The results are in line with predictions by India’s meteorological department, which had predicted that air pollution is likely to worsen after Diwali.
The air pollution forecast issued by SAFAR had on Monday warned of serious risk of respiratory problems to people after prolonged exposure. On Thursday, SAFAR predicted that the PM 2.5 level will increase from the average of the last 10 days by 148%. It had predicted that PM 2.5 would be near 430µg/m3.
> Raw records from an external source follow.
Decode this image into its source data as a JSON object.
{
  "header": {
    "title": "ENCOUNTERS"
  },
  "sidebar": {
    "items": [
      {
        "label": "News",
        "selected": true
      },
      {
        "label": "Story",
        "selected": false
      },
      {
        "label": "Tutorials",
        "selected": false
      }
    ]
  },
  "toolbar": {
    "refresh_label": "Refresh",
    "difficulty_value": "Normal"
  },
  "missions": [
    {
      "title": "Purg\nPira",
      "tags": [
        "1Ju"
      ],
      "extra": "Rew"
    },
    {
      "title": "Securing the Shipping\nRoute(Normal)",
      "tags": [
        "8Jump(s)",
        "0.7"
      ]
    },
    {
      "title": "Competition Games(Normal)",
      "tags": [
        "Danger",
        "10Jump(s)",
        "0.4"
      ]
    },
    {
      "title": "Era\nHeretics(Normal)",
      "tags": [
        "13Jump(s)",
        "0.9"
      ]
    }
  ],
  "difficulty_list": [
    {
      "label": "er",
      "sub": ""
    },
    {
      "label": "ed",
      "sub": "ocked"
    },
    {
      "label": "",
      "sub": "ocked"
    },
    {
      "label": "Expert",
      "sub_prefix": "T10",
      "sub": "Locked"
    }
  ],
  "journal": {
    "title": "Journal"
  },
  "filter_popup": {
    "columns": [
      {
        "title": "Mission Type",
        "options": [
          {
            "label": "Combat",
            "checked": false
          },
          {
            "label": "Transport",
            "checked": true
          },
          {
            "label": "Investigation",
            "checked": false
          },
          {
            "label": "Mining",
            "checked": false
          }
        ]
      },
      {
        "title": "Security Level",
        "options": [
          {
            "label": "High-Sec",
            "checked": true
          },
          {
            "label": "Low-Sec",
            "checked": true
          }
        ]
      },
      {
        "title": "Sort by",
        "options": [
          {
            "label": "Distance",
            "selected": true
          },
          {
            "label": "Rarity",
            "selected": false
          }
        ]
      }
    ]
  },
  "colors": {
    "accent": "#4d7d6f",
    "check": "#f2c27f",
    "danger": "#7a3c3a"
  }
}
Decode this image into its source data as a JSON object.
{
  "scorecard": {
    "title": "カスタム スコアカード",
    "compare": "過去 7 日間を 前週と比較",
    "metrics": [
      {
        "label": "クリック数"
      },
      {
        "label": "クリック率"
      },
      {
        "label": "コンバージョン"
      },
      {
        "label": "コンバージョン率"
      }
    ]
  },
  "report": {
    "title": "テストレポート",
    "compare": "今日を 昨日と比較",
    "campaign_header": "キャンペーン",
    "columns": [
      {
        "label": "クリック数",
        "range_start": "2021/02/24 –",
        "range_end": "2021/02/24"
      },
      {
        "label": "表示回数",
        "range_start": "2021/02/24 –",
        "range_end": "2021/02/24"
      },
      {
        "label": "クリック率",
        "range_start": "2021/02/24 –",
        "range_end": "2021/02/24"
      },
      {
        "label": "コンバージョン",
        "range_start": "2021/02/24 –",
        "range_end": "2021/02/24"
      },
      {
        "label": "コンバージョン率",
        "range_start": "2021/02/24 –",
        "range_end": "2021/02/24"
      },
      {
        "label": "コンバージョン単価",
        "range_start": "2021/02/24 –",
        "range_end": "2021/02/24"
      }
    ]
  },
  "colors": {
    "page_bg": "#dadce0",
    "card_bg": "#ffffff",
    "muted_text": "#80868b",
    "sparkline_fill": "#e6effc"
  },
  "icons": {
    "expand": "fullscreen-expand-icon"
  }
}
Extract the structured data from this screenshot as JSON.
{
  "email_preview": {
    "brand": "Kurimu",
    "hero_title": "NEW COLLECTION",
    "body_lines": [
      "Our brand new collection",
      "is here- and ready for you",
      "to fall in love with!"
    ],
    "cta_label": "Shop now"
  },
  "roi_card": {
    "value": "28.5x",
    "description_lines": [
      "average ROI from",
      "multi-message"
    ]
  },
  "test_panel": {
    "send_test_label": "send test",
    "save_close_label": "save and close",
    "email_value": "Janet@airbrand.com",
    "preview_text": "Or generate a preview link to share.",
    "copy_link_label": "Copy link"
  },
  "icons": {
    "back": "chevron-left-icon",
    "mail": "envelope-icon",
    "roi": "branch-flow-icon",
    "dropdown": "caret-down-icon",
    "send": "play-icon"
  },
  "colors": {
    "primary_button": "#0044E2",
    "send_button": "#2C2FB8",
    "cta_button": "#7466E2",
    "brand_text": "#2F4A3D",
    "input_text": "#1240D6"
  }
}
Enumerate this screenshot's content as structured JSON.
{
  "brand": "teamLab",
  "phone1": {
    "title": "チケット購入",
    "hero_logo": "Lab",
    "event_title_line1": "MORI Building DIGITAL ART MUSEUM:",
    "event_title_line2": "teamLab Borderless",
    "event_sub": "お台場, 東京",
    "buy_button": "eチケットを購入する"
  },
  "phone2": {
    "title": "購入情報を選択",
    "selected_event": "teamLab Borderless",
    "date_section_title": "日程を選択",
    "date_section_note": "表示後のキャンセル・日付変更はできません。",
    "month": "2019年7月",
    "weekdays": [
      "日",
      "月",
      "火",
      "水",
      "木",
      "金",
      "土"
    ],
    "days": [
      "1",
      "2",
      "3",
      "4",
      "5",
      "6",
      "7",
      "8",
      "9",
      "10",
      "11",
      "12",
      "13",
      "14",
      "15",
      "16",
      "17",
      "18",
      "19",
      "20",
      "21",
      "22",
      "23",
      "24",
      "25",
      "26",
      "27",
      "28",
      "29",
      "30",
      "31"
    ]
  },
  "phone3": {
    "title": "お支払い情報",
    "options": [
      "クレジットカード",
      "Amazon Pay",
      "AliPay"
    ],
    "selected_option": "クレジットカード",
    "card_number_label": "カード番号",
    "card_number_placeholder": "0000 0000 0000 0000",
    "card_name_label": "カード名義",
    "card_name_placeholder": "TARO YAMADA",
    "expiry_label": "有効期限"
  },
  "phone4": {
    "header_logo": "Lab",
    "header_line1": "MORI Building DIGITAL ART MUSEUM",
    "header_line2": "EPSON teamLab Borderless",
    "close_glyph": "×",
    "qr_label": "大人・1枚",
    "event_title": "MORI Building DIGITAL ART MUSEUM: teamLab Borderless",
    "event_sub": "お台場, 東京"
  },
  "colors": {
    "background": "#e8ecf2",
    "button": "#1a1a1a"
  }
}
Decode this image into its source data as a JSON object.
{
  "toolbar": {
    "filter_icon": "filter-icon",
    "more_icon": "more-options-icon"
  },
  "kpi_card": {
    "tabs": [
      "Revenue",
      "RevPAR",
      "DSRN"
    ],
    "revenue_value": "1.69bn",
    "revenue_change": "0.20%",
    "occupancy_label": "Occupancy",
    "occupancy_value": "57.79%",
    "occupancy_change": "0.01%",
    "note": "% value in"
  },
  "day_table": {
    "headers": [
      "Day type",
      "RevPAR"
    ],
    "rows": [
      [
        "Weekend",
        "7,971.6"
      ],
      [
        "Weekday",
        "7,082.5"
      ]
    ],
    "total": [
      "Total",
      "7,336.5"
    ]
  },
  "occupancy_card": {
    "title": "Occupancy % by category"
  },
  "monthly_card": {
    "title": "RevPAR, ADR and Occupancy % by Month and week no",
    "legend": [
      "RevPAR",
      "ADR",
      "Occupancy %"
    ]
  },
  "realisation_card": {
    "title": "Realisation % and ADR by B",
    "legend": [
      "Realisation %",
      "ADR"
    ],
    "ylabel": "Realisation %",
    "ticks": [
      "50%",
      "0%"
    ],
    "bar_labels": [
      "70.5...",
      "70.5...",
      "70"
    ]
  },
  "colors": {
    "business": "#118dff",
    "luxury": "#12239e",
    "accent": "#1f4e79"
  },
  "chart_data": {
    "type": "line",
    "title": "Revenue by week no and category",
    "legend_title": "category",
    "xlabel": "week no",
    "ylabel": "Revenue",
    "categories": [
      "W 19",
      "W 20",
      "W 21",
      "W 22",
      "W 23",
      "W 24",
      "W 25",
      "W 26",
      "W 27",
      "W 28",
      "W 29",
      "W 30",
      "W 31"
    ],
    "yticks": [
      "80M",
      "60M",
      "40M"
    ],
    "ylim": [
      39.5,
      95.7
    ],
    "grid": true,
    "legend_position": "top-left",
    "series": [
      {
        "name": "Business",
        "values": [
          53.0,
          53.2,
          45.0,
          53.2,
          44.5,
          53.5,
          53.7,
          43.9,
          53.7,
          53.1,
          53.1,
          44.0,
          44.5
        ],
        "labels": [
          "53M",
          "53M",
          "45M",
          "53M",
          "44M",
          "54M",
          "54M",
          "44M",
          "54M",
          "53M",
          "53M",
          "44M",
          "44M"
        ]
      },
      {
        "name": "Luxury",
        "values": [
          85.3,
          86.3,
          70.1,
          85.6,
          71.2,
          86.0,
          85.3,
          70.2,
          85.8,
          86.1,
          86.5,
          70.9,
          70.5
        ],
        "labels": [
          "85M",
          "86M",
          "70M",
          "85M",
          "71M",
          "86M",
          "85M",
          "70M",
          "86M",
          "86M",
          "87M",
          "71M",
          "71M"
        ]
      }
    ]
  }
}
Particulate matter is found to be more harmful than other pollutants. They are of different sizes, but among the most health-damaging ones are those that have a diameter of 10 microns or less (≤ PM 10) as they penetrate and get lodged deep inside the lungs. Particles smaller than 2.5 microns are the most deadly.
Once they enter the lungs, they restrict the availability of oxygen to lung muscles, affecting the cardiac rhythm, and could trigger heart attacks. They also cause inflammation of the lungs and increase the risk of blood clot formation and strokes. This could ultimately result in cardiovascular and respiratory diseases and lung cancers.
Government leaders, including President Pranab Mukherjee, urged people to celebrate a pollution-free Diwali. Union environment minister Prakash Javadekar and Delhi chief minister Arvind Kejriwal made similar appeals.
Besides public appeals by leaders, students and schools across the city also urged people to stop using crackers on Diwali. For instance, some student groups distributed handwritten pamphlets requesting people to reject crackers and celebrate Diwali with lights.
Delhi has earned the dubious tag of being the most polluted city in the world in the past few years. In 2014, a World Health Organization study found the air in New Delhi to be the most polluted in the world.